Samantha Paquette effectue une vérification de l’équipement de pré-déploiement dans son ambulance. Toutes les unités sont vérifiées chaque jour afin de s’assurer qu’elles sont entièrement équipées et soigneusement nettoyées.
Samantha Paquette effectue une vérification de l’équipement de pré-déploiement dans son ambulance. Toutes les unités sont vérifiées chaque jour afin de s’assurer qu’elles sont entièrement équipées et soigneusement nettoyées.

Semaine des services paramédics à Ottawa: un hommage qui arrive à point

C’est dans un contexte bien particulier qui nous fait particulièrement apprécier le travail des professionnels de la santé que la Ville d’Ottawa a décidé de rendre hommage à ses paramédics cette semaine.

Le maire d’Ottawa, Jim Watson, a déclaré dimanche dernier que du 24 au 30 mai serait la Semaine des services paramédics dans la capitale fédérale.
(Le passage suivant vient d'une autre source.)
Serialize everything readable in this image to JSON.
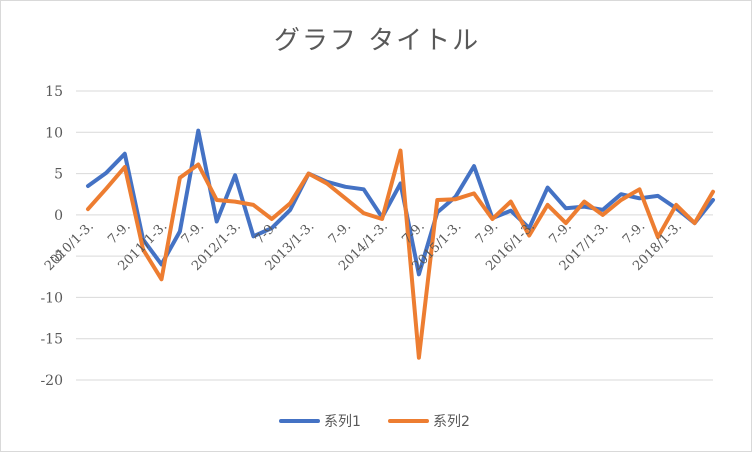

Une reconnaissance qui vient à point puisque ces travailleurs essentiels n’ont pas chômé depuis l’arrivée de la COVID-19 à Ottawa, selon le surintendant aux relations publiques du Service paramédic d’Ottawa, André Mollema.

Même si le nombre d’appels pour des urgences médicales a diminué durant le mois d’avril — probablement dû à une crainte collective de contracter le nouveau coronavirus à l’hôpital —, M. Mollema souligne que ses collègues et lui n’ont pas manqué de travail. Ils ont notamment assisté Santé publique Ottawa il y a quelques semaines dans ses efforts pour faire passer un test de dépistage à tous les résidents de foyers de soins de longue durée de la ville.

«C’est taxant pour tout le monde, on n’a pas plus la baguette magique qu’ailleurs. On a par contre de bons mécanismes pour éviter l’épuisement professionnel et la fatigue physique ou mentale. On ne veut pas que personne tombe malade non plus», affirme André Mollema.

France Lavergne porte des EPI appropriés, conformément aux directives actuelles en raison de la COVID-19.

Quotidien transformé

Même s’ils n’ont jamais arrêté de travailler, la routine des paramédics d’Ottawa a été passablement chamboulée comme pour l’ensemble des résidents de la capitale fédérale.

Avant chaque intervention, les paramédics doivent enfiler du matériel de protection médical pour éviter de contracter le nouveau coronavirus.

«Les quelques secondes supplémentaires que ça prend peuvent nous protéger du virus, mais aussi la communauté, ainsi que les patients et leur famille», soutient le surintendant aux relations publiques du Service paramédic. 

Brandan Rocha effectue un autodépistage avant son quart de travail.

Les paramédics doivent également prendre une douche à la fin de leur quart de travail en plus de laisser leur uniforme sur les lieux de travail, contrairement à l’habitude. Ils doivent également répondre à une série de questions chaque matin à une station de dépistage, en plus d’une prise de température.

«Dès qu’il échoue à un des critères, un employé est envoyé au Centre de dépistage Brewer pour subir un test. Il ne peut reprendre le travail tant qu’il n’obtient pas les résultats», explique M. Mollema.

Ce dernier souligne qu’en cette période de grand stress pour les professionnels de la santé, les employés du Service paramédic d’Ottawa sont rassurés par les mesures préventives adoptées par l’organisation, notamment puisque le bon équipement de protection est toujours à portée de main.